Set Character Width proposal (version 3)

by Markus Kuhn

This proposal adds a new control sequence to those defined in the ISO 6429 (= ECMA-48) standard, to allow applications to specify exactly, which ISO 10646 character sequences shall be displayed as non-spacing, single-width or double-width characters or ligatures (as needed for ideographic languages).

Note: This proposal is still EXPERIMENTAL. Potential users may want to consulting the author first before implementing it. This proposal is discussed publicly on the linux-utf8 mailing list. An alternative proposal to add width-selector characters to ISO 10646 can be found at the end.

Introduction

International standard ISO 6429 (or equivalently ECMA-48) specify the semantics of control functions as they are widely implemented in DEC VT100 compatible terminals and emulators. With the introduction of ISO 10646 and UTF-8 support in these products, the question arises, which UCS character shall advance the cursor by how many character-cell widths. The ECMA-48 standard clarifies in Annex D item 12 that the width of a character and whether it is fixed or variable is left implementation dependent by that standard.
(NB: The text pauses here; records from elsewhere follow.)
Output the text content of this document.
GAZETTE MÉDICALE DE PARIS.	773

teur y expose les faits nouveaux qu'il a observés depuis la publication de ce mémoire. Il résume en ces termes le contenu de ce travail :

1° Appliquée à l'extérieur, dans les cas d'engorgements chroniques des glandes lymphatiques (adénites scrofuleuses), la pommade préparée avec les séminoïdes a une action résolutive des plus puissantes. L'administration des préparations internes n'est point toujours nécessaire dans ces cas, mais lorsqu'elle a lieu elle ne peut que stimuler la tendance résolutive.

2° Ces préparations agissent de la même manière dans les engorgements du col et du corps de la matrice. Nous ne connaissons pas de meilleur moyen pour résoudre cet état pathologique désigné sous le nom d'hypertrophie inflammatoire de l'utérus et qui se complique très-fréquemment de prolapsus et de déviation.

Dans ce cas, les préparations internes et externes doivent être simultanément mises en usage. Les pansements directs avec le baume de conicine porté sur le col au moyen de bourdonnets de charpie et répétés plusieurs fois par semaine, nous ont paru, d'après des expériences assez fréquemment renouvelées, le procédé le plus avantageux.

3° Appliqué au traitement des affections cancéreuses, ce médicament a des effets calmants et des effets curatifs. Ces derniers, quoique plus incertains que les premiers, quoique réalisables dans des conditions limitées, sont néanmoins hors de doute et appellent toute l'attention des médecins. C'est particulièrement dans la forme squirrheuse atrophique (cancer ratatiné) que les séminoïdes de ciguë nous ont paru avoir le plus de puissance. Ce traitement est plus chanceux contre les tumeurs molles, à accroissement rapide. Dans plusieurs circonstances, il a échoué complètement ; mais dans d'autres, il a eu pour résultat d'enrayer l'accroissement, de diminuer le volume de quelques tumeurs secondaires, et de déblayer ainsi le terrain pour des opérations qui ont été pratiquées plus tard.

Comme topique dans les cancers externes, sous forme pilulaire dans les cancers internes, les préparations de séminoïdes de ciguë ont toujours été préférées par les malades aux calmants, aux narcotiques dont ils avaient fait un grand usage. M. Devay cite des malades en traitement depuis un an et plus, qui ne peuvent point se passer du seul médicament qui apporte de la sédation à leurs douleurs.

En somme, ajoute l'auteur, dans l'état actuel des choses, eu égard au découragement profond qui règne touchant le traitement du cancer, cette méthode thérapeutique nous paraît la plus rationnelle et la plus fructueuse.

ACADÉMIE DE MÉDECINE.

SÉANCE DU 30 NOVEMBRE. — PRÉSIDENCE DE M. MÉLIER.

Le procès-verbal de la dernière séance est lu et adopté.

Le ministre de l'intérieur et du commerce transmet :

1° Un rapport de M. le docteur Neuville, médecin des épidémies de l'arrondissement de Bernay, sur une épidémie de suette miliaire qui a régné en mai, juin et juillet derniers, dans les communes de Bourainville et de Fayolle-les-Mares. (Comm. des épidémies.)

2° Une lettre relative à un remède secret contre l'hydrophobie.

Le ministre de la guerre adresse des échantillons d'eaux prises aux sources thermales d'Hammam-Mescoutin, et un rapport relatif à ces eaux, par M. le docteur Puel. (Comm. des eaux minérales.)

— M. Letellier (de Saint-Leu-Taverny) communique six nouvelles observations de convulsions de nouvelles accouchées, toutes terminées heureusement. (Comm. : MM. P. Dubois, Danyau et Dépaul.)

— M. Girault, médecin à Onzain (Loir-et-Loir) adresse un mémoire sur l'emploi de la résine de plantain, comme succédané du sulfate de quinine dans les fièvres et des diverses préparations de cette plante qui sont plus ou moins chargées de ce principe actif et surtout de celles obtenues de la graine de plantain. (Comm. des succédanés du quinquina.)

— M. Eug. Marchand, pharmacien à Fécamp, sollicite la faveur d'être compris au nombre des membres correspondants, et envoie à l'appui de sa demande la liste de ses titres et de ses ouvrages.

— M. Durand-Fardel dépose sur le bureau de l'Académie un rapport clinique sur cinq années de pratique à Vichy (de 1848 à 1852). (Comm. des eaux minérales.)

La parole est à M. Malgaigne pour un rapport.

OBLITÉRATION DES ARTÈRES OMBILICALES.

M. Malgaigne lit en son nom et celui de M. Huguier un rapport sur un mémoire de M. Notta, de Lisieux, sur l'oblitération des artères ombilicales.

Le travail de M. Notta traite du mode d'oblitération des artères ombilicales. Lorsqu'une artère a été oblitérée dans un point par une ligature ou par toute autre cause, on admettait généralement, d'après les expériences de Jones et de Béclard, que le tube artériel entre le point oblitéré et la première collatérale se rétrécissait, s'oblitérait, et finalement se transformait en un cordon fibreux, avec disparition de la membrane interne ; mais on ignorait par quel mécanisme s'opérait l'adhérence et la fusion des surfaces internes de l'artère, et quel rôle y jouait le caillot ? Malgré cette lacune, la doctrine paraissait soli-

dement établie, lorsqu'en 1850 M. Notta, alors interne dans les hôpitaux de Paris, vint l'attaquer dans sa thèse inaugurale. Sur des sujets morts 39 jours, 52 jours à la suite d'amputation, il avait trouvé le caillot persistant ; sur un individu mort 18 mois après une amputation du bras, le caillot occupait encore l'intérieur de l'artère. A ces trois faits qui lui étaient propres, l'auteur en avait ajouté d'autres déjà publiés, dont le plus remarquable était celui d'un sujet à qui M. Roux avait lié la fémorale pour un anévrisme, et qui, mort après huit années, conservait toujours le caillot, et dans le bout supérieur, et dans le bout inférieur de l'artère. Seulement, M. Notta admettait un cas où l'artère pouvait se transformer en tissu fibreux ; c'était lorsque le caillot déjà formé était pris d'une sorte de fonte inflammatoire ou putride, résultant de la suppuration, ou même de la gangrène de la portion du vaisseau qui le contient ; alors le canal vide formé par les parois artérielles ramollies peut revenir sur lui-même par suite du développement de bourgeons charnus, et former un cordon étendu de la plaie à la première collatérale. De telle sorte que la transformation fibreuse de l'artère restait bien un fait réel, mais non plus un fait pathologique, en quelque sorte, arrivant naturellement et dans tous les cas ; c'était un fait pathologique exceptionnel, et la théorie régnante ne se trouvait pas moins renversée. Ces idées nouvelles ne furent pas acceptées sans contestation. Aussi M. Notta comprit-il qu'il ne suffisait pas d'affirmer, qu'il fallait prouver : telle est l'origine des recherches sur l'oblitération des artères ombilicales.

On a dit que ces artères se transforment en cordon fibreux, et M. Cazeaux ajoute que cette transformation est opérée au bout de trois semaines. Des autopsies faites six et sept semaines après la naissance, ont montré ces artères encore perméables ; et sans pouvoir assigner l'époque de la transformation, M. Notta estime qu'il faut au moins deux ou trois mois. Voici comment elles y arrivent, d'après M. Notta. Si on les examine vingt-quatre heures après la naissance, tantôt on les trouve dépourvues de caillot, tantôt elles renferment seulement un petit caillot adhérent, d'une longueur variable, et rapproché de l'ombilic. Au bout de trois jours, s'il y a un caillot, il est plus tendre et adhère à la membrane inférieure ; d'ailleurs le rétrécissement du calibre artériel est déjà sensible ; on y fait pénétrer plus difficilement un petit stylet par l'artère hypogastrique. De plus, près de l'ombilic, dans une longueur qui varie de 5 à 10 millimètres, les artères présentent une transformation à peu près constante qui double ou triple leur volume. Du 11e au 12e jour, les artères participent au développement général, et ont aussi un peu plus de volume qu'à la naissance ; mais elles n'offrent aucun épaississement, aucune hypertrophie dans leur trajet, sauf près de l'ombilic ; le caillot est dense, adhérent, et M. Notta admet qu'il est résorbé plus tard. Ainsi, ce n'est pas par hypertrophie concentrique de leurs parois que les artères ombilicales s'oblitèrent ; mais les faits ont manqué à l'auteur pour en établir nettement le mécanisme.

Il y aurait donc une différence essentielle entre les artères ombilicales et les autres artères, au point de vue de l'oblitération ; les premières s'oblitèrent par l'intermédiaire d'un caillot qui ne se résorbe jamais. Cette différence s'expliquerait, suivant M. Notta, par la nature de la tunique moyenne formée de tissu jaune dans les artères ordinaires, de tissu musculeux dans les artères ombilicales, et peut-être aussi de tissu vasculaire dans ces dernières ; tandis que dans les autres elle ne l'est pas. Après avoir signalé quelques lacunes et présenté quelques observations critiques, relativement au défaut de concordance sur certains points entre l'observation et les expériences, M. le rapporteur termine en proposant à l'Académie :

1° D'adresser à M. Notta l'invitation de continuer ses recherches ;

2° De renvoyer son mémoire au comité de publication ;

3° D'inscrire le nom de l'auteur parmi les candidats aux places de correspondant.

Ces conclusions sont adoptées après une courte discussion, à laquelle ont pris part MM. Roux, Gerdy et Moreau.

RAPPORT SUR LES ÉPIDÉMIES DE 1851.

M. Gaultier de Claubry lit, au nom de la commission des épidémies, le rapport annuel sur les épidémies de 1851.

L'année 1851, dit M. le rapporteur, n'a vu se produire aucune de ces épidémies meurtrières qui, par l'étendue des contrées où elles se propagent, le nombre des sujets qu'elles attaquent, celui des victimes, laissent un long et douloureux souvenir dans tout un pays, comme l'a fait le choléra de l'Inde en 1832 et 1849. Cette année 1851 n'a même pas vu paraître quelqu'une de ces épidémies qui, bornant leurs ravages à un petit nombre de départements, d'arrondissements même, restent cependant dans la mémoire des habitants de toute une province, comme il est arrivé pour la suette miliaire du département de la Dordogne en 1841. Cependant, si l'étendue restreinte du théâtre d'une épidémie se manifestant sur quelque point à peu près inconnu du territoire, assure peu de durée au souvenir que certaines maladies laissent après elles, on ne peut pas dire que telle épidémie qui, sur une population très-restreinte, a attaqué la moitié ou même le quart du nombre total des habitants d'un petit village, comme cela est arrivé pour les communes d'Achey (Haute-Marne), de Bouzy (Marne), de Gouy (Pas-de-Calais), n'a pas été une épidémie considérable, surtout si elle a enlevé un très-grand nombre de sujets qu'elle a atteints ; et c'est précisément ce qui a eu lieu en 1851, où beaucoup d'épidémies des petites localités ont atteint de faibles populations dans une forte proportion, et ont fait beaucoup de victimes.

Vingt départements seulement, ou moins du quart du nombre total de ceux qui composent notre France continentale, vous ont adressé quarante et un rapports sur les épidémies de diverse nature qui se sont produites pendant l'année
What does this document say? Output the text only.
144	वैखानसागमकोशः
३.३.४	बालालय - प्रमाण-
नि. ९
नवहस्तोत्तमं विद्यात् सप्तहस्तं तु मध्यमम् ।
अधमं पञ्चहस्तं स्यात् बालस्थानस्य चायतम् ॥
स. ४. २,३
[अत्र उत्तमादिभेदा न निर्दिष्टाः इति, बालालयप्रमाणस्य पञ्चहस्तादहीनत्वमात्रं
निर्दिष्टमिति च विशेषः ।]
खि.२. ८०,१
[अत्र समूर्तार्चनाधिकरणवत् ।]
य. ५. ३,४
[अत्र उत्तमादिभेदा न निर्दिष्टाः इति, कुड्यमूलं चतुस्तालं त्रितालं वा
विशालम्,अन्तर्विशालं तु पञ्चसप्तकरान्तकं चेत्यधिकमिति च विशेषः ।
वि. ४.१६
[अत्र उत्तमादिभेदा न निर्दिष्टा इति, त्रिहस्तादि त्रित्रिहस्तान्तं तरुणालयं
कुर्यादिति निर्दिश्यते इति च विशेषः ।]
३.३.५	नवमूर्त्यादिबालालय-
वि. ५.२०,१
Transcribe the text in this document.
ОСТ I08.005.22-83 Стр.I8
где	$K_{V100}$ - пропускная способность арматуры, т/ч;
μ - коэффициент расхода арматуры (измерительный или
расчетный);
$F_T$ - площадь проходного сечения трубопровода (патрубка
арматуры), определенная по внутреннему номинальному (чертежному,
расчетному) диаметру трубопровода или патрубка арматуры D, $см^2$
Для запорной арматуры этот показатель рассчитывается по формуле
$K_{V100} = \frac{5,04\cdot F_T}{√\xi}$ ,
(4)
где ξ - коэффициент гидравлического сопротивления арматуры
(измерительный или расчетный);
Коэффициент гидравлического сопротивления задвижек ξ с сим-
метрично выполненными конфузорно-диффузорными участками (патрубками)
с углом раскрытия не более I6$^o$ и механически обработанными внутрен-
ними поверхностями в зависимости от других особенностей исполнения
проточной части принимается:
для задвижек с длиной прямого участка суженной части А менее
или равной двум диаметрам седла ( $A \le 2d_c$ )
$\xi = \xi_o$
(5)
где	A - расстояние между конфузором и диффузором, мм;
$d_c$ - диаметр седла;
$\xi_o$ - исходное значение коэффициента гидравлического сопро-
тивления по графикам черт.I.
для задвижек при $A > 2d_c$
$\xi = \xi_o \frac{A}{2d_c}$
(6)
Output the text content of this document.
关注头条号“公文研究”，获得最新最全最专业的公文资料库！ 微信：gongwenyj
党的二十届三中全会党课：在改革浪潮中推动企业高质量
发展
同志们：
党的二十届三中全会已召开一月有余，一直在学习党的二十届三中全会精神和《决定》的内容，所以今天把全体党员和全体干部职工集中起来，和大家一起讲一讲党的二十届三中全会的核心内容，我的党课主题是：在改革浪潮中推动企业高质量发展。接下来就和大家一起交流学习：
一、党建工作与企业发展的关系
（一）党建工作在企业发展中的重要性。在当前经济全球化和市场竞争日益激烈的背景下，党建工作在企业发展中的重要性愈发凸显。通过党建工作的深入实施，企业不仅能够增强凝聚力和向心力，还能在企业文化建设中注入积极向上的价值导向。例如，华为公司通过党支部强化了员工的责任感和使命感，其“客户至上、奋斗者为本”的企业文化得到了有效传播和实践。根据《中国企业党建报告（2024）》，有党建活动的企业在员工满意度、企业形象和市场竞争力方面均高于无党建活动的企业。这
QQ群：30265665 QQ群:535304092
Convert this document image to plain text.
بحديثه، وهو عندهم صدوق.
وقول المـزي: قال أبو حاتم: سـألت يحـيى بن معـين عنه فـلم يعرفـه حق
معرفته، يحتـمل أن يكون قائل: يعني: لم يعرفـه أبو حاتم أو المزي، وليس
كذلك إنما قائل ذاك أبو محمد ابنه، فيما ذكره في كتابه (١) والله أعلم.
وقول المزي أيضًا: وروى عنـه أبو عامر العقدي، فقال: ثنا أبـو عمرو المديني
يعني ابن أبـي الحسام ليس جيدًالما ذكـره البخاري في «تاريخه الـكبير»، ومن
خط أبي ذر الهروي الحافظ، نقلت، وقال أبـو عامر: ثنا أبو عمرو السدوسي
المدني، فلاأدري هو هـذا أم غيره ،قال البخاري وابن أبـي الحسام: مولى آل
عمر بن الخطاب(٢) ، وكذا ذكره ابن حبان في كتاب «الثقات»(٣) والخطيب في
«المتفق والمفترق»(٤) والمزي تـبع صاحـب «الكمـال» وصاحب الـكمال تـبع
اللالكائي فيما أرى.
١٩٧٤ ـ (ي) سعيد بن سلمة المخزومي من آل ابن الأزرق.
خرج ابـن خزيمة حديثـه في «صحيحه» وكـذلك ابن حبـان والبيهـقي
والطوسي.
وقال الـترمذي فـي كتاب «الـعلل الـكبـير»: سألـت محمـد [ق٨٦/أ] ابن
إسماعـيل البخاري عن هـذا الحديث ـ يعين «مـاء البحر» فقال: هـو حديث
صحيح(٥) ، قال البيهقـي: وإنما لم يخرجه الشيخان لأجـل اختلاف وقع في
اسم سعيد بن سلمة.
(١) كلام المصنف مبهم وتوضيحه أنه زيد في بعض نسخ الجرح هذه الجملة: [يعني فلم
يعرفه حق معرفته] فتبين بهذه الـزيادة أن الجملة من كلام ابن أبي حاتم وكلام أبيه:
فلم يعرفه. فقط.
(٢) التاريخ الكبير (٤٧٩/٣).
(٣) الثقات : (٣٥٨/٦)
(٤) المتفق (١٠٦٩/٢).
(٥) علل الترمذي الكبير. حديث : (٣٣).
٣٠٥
However, for interoperability of terminal applications, it is essential that the host can predict or control, what cursor motion the output of any string will result in. There exists currently no widely deployed standard UTF-8 terminal that could serve as an implementation reference. Implementation practice is just emerging. The experimental UTF-8 support in XFree86 xterm has led to repeated controversy on the best split of Unicode characters into single-width and double-width characters, especially between Asian and European users. The Unicode Consortium acknowledges the problem in the form of Unicode Standard Annex (UAX) #11: East Asian Width, but it does not specify an exact terminal semantic either. UAX11 just assigns each character to one of five width classes to document the ambiguous usage in legacy encodings.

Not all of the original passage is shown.